4:54 It takes the replacement bus a long time to get to the corner of Minnesota and 4th. There’s a huge crowd of people waiting to board. They take forever to get on the bus. Some of them try to pay and fumble with their cards. Technically the Green Line replacement bus is free, but the driver doesn’t tell anyone that and there’s no sign or anything. The should just put a cloth hood on the payment kiosk so that people know just to walk on. There are a group of three TRIP ambassadors here, but they're not really doing anything useful. Rather, they're just taking up what is now-limited space.
5:02 Because of Robert Street detours, the bus has to backtrack to the east. I am now at 7th and Jackson, roughly three blocks away from Lost Fox where I started my journey 40 minutes ago.
5:13 The bus finally gets to Rice Street, where there is both a wheelchair and a baby carriage waiting to board through the front door ramp. The bus is standing-room-only.

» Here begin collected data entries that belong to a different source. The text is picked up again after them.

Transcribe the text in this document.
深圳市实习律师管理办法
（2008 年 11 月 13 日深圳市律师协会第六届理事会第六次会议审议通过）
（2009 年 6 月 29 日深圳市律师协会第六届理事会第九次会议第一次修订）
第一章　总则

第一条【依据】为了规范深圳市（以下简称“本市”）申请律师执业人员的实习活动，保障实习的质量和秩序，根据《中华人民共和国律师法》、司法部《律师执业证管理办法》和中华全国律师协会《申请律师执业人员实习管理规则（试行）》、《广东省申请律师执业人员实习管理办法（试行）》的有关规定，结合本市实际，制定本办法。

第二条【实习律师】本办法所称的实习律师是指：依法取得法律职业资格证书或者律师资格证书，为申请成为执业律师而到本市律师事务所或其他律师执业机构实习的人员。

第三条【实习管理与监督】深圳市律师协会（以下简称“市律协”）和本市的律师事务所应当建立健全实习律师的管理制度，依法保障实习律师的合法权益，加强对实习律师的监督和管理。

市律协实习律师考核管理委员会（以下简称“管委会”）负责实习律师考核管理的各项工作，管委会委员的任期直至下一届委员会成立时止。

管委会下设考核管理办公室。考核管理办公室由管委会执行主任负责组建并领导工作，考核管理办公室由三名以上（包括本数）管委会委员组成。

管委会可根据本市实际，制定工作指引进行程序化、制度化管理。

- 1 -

5:20 An hour after began my journey in Lowertown, an almost entirely empty Green Line replacement bus passes our chock-full replacement bus at Western Avenue.
5:22 I finally get to my stop at Victoria Street, over an hour after I began a journey that typically takes about 15 minutes on the train. That’s seven stops, and a distance of 2.8 miles. It would have been faster to have have walked home.
2 comments:
I moved to St Paul last year, and I've been wondering why there wasn't any signal preemption on the Green Line. Thanks for explaining that it's just been broken. Somehow that's even sadder.
There's also no signal priority at the Highway 280 frontage roads and at Rice, Dale, Lexington, and Snelling.